Inter-rater consistency resulted in ICCs ranging from 0.86 to 0.97 with no significant deviations across the three raters. Compared to a recent study conducted on a treadmill using a webcam recording at 30 Hz, ICC for repeatability was similar for hip and knee RoM31, supporting the findings of our study. Test–retest consistency was predominantly weaker than inter-rater consistency. Although the sample consisted of healthy, young, movement proficient participants, the wide range of 1 to 18 (mean 6) days between test and retest may have influenced intra-rater outcomes to some extent. However, there was no statistically significant correlation between the actual duration of wash-out phase and the ICC. In summary, most parameters achieved acceptable ICCs, and absolute mean differences were very small. Yet, ICCs considered acceptable for evaluating repeated scores of an individual (> 0.9) were not achieved for all parameters. For the interpretation of repeated assessments of a single client, clinicians are therefore advised to calculate the so-called minimum detectable change (MDC) based on the values of the standard error of measurement (derived from ICC) given in Table 4. MDC95 indicates the required change in a repeated measurement that would exceed the test–retest variability of the outcome with a 95% confidence level (MDC95 = SEM × 1.96 × √2)32.

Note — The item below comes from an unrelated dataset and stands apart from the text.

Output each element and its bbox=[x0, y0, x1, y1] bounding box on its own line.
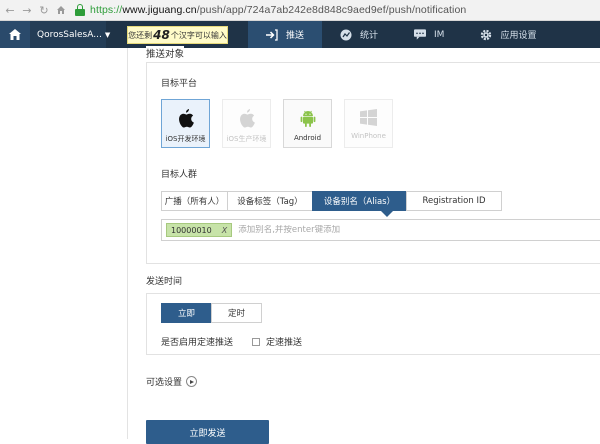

It is assumed that both inter-rater and test–retest inconsistency result from a mixture of the variability of the analysis system itself, the rater-dependent marker application, and the patient’s gait pattern. Gait patterns may also be influenced by the patient's attempt to hit the force plates, which is recognizable to some extent in most laboratories and can be monitored to a limited extent visually or by assessing potential stride variability. The combination of these components reflects the actual real-life situation, but the extent to which each of these three components contributes to the inconsistency remains unclear and is subject for future research. Therefore, a design would need to be developed that compares identical movements to eliminate gait variability as an influencing factor. However, the higher test–retest inconsistency (compared to inter-rater inconsistency) observed in most cases is likely due to higher variability in the gait pattern between two measurement days. In our study, gait variability was minimized because participants were mainly exercise proficient and accommodation trials were performed on the walkway prior to gait assessment. Considering the influence of the technology used and the algorithms for processing parameters, a standardized data generation of gait data is urgently needed. Especially methods of kinematic assessments should be stated with a reference regarding the measurement properties. Additionally, a consensus group could provide a list of criterion-proven parameters with a related essential minimum standard of the instrumentation used. Based on such standards, marker based 2D-video gait analysis might be superior to the currently available markerless technologies in evaluation of gait in overweight and obese persons concerning sagittal hip and knee RoM.

Conclusions

2D gait analysis provides a possibility to accurately assess parameters such as sagittal knee RoM, stride time, stride length, and gait velocity in a healthy population with a generally stable gait pattern. However, this may be different in specific patient populations. However, the parameters toe-off and pelvic RoM are not correctly captured by the 2D gait system and the accuracy of the other RoM parameters is limited and their applicability thus depends on the accuracy demands. Further, clinicians should keep in mind that 2D gait analysis provides relative angles and not joint-center-based calculation. Inter-rater and test–retest reliability of the 3DGA are generally acceptable, except for the parameter pelvic RoM. Nevertheless, the expertise of the raters in using the system should be taken into account when considering reliability and validity in interpreting findings. Clinical practitioners are advised to use the MDC to interpret whether a change detected in repeated measurements of a single client exceeds the test–retest variability of the outcome with a 95% confidence level.